China-Vatican deal hiccups

chinese cathedralThere goes any prospect of a reunification between the Chinese Communist government and the Vatican. Or maybe things aren’t that ominous. Did you hear that the deal, so close to fruition, according to a front-page blast by The Washington Post, has come crashing to the ground due to the government’s insistence on appointing another bishop to its state-run church?

Whatever happened to the Chinese Communist leaders agreeing to retired bishops that were appointed by the government? That type of talk sounded too good to be true. Or maybe both stories were given too much hype?

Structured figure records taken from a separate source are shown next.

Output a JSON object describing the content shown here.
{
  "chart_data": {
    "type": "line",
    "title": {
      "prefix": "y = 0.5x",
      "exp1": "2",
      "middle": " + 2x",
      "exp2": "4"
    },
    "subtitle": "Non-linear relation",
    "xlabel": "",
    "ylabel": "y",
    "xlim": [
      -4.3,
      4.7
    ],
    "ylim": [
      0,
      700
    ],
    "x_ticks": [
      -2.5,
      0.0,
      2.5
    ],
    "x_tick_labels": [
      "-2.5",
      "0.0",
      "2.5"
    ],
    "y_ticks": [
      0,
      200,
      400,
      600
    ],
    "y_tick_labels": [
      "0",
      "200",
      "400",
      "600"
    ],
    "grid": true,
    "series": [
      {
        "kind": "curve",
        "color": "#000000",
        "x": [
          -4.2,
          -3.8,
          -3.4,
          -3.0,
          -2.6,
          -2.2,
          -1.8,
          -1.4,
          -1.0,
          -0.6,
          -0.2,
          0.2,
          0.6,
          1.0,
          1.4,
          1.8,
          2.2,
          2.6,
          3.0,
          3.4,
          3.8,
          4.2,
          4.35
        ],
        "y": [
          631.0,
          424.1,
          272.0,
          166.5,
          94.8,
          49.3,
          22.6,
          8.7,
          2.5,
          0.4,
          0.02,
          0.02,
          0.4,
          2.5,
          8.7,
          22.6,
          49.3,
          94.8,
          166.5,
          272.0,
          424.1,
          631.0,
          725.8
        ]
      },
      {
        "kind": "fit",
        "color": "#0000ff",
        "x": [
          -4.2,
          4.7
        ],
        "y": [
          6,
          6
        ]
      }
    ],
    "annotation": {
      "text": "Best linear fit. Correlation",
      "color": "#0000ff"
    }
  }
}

It will ll be interesting to see if the Post‘s Edward Cody follows up on last week’s pronouncement that “China and the Roman Catholic Church have inched within reach of normal relations.” Here’s an Associated Press report:

HONG KONG — The Vatican should suspend talks with Beijing on restoring diplomatic ties because China’s official Roman Catholic church is ready to ordain another bishop not approved by the Holy See, Hong Kong’s cardinal said Tuesday.

On Sunday, China’s state-sanctioned church ordained Ma Yinglin as a bishop in the southwestern province of Yunnan. Cardinal Joseph Zen told The Associated Press the Vatican was still considering Ma’s qualifications and had asked for more time to approve it, but China refused.

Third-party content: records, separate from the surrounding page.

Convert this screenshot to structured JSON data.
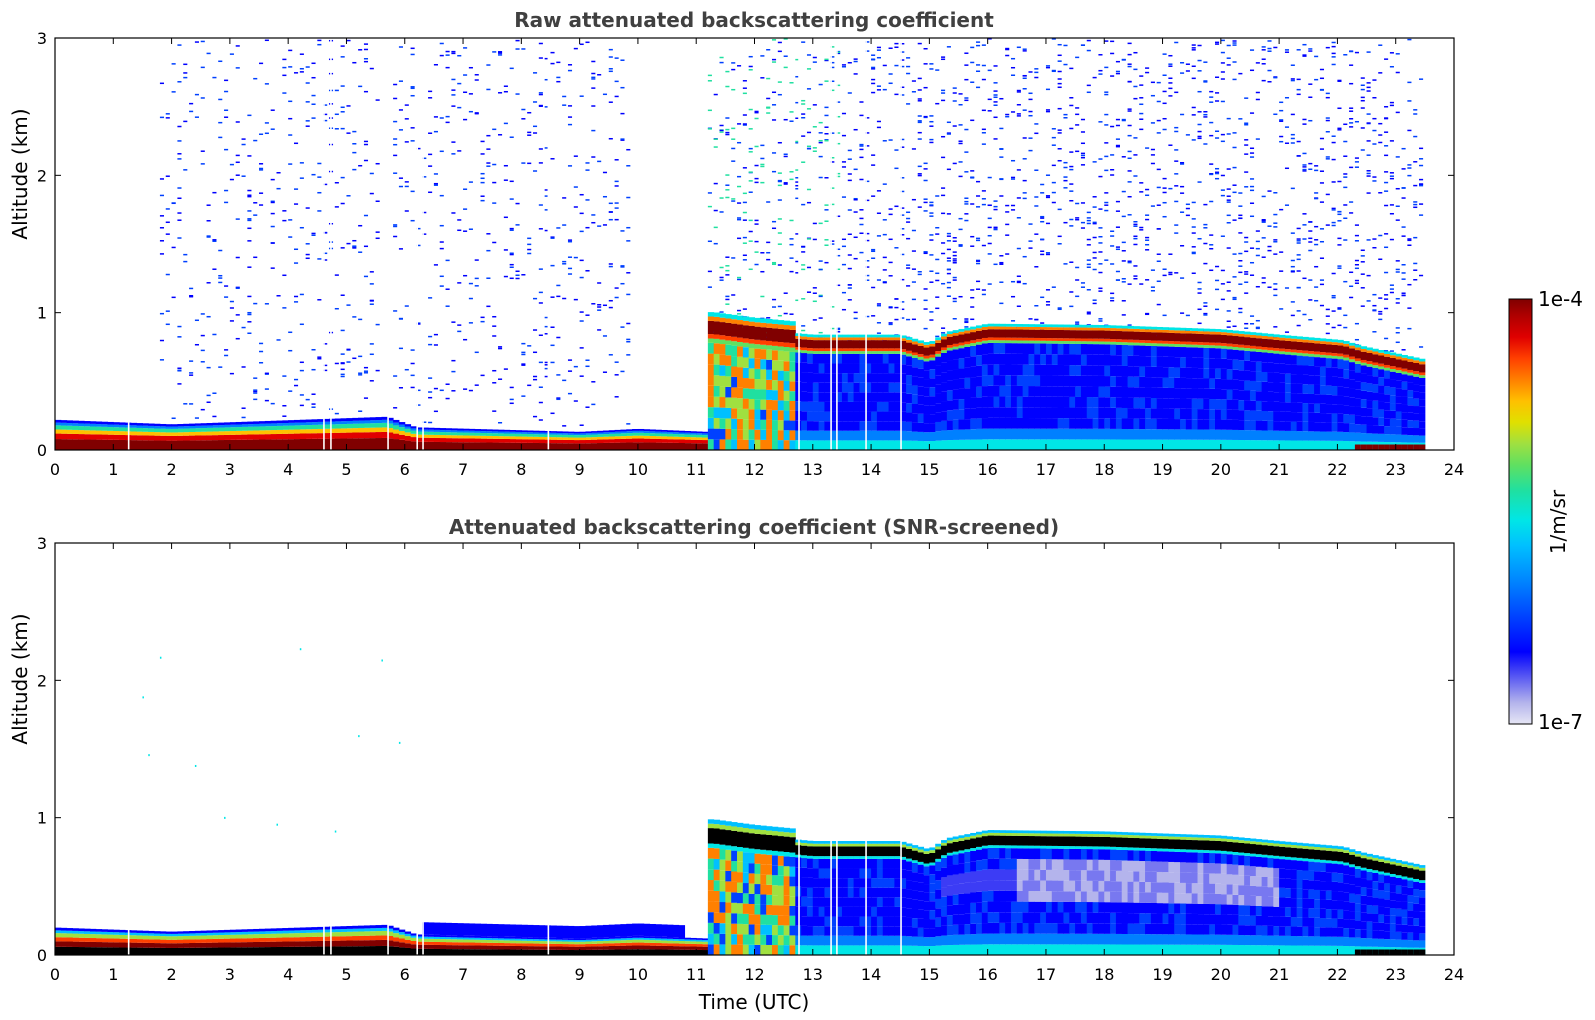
{
  "chart_data": [
    {
      "type": "heatmap",
      "title": "Raw attenuated backscattering coefficient",
      "xlabel": "",
      "ylabel": "Altitude (km)",
      "xlim": [
        0,
        24
      ],
      "ylim": [
        0,
        3
      ],
      "x_ticks": [
        "0",
        "1",
        "2",
        "3",
        "4",
        "5",
        "6",
        "7",
        "8",
        "9",
        "10",
        "11",
        "12",
        "13",
        "14",
        "15",
        "16",
        "17",
        "18",
        "19",
        "20",
        "21",
        "22",
        "23",
        "24"
      ],
      "y_ticks": [
        "0",
        "1",
        "2",
        "3"
      ],
      "data_end_hour": 23.5,
      "features": {
        "boundary_layer_top_km": [
          [
            0,
            0.2
          ],
          [
            2,
            0.17
          ],
          [
            5.7,
            0.22
          ],
          [
            6.2,
            0.15
          ],
          [
            9,
            0.12
          ],
          [
            10,
            0.14
          ],
          [
            11.2,
            0.12
          ]
        ],
        "cloud_base_km": [
          [
            11.3,
            0.78
          ],
          [
            12,
            0.74
          ],
          [
            13,
            0.7
          ],
          [
            14,
            0.7
          ],
          [
            14.5,
            0.7
          ],
          [
            15,
            0.64
          ],
          [
            15.3,
            0.72
          ],
          [
            16,
            0.78
          ],
          [
            18,
            0.77
          ],
          [
            20,
            0.74
          ],
          [
            21,
            0.7
          ],
          [
            22.1,
            0.66
          ],
          [
            22.4,
            0.62
          ],
          [
            23.5,
            0.52
          ]
        ],
        "noise_gap_hours": [
          [
            0,
            1.8
          ],
          [
            5.6,
            5.85
          ],
          [
            9.9,
            11.2
          ]
        ]
      }
    },
    {
      "type": "heatmap",
      "title": "Attenuated backscattering coefficient (SNR-screened)",
      "xlabel": "Time (UTC)",
      "ylabel": "Altitude (km)",
      "xlim": [
        0,
        24
      ],
      "ylim": [
        0,
        3
      ],
      "x_ticks": [
        "0",
        "1",
        "2",
        "3",
        "4",
        "5",
        "6",
        "7",
        "8",
        "9",
        "10",
        "11",
        "12",
        "13",
        "14",
        "15",
        "16",
        "17",
        "18",
        "19",
        "20",
        "21",
        "22",
        "23",
        "24"
      ],
      "y_ticks": [
        "0",
        "1",
        "2",
        "3"
      ],
      "data_end_hour": 23.5
    }
  ],
  "colorbar": {
    "max_label": "1e-4",
    "min_label": "1e-7",
    "units": "1/m/sr",
    "scale": "log",
    "colors": [
      "#e6e6f5",
      "#b4b4ec",
      "#7878f0",
      "#3c3cf5",
      "#0000ff",
      "#0040ff",
      "#0080ff",
      "#00c0ff",
      "#00e6e6",
      "#20e0a0",
      "#60e060",
      "#a0e040",
      "#e0e000",
      "#ffc000",
      "#ff8000",
      "#ff4000",
      "#e00000",
      "#b00000",
      "#800000"
    ]
  }
}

Beijing was to appoint another new bishop, Liu Xinhong, in eastern Anhui province Wednesday, despite the fact the Vatican has deemed Liu not qualified for the post, Zen said.

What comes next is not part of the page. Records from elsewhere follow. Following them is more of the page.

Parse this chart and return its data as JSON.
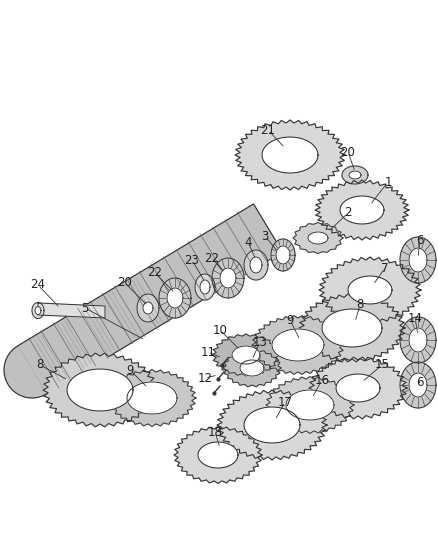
{
  "background_color": "#ffffff",
  "line_color": "#333333",
  "label_color": "#222222",
  "label_fontsize": 8.5,
  "gear_gray": "#d8d8d8",
  "gear_dark": "#888888",
  "gear_edge": "#333333",
  "shaft_gray": "#c8c8c8",
  "figsize": [
    4.38,
    5.33
  ],
  "dpi": 100
}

We all knew that the major problem in restoring relations between the two sides was determining who has the authority to appoint bishops. Giving up that authority would be a massive step forward for the Chinese government. Perhaps at some point they will realize that attempting to control people’s religious affiliation is nearly impossible. But for now, with these developments, whatever deal that was in the works appears to be in the gutter.

From a journalistic perspective, covering negotiations that have gone from “ever so close to an agreement” to outright collapse is surprising, but overall it has a simple storyline.

My big question is who in the Communist government pushed for the appointment of Liu Xinhong. Clearly some Chinese leaders believed that appointing new bishops was a bad idea. But who were they and why couldn’t they stop this one?